For the heresy of doubting the Trinity, Miguel Served y Reves was arrested and tried by the Catholic Church in Vienne. Michael Servetus (as he is now known) had actually debated Calvin in 1534 and somehow got the idea that Calvin stood for religious toleration in Geneva. But that was the old Calvin, the one without the power of a state to bolster his bigotry. Little did Servetus know that it was Calvin who had denounced him to the authorities in Vienne. Indeed, Calvin was miffed at Servetus’s criticism of his Institutes and vowed, “If he comes here and I have any authority, I will never let him leave the place alive.”
Friends helped Servetus escape the frying pan of Vienne only to enter the fire of Geneva in 1553. He was arrested and tried for heresy, but the verdict had been pronounced before Servetus ever entered Geneva. He was burned at the stake on October 27 with Calvin’s complete approval. When Sebastian Castellio (1515-1563) wrote, “Let us who are Christians not condemn one another, but, if we are wiser than they are, let us also be better and more merciful” in his pamphlet, “Should heretics be persecuted?,” Calvin merely banished him from his comfortable commune – a luckier break.
Exile and death, rather than persuasion by example, were the chief tools Calvin used for the enforcement of what would later be called Presbyterianism.

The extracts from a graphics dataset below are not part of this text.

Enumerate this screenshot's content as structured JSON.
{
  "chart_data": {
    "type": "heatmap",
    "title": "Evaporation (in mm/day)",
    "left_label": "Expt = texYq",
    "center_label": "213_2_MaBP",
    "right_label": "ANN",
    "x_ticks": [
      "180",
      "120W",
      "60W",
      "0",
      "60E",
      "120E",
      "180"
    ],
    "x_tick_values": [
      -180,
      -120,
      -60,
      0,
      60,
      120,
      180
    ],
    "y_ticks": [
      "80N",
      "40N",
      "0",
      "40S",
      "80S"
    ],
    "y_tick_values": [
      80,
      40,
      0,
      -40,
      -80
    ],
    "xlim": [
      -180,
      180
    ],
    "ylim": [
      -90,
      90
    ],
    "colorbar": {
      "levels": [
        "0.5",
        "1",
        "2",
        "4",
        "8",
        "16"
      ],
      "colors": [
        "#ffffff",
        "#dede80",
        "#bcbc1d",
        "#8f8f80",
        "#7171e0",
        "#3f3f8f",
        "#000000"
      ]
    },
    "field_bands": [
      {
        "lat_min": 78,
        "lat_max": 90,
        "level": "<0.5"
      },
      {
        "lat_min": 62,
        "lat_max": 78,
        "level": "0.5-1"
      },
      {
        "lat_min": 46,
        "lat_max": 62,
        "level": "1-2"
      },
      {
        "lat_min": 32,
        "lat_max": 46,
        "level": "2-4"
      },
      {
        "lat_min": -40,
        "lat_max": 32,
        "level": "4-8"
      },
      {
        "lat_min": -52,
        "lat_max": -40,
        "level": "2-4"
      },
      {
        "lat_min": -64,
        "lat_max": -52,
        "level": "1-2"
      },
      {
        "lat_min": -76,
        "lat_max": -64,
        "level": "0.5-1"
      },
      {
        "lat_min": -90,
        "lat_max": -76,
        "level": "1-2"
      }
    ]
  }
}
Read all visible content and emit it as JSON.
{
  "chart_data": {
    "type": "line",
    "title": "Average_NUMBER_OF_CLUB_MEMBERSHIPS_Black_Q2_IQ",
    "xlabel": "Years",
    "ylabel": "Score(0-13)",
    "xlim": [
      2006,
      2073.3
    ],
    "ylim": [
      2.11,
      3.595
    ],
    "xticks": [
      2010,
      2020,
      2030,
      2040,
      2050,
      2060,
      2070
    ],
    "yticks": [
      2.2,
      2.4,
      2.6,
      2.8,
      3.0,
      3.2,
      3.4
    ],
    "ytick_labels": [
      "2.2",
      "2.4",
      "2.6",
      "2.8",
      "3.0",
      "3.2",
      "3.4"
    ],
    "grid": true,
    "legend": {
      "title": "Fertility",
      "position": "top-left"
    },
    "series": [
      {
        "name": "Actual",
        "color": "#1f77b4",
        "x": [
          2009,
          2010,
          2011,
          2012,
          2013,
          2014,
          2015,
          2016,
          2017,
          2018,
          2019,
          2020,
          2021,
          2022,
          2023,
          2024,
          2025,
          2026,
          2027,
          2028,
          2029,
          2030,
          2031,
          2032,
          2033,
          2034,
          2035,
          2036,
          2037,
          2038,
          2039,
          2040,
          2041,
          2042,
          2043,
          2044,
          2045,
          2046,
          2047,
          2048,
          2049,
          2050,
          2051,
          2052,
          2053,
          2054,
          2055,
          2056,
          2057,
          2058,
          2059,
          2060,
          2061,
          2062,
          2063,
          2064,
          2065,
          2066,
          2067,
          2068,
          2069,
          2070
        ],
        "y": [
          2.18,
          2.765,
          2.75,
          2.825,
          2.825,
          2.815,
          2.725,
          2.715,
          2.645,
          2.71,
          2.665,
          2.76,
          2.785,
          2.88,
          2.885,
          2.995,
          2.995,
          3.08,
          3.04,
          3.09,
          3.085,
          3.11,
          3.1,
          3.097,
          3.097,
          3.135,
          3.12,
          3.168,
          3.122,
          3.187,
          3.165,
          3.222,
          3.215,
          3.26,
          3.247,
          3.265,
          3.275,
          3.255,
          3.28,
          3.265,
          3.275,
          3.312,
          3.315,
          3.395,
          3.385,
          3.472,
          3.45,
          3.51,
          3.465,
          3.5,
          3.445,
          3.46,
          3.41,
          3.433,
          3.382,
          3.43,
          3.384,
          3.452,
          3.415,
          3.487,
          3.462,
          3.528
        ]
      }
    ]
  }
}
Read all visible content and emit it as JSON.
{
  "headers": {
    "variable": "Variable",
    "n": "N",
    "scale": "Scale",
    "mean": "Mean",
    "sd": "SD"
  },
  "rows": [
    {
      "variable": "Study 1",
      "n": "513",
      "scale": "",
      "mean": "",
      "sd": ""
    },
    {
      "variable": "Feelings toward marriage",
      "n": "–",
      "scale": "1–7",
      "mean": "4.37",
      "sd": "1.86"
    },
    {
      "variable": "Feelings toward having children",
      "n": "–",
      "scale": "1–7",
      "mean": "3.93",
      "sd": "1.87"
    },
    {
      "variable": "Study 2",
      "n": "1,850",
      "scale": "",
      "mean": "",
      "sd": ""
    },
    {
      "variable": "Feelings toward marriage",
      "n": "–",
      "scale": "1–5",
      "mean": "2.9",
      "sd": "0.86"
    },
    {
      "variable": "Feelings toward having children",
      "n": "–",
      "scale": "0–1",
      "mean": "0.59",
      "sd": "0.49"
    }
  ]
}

As Robert Ingersoll described him, with only slight exaggeration, “Calvin was … a strange compound of revengeful morality, malicious forgiveness, ferocious charity, egotistic humility, and a kind of hellish justice. In other words, he was as nearly like the God of the Old Testament as his health permitted” (“Heretics and Heresies”). Calvin died in the year William Shakespeare was born, 1564, one of the more equitable trades in history!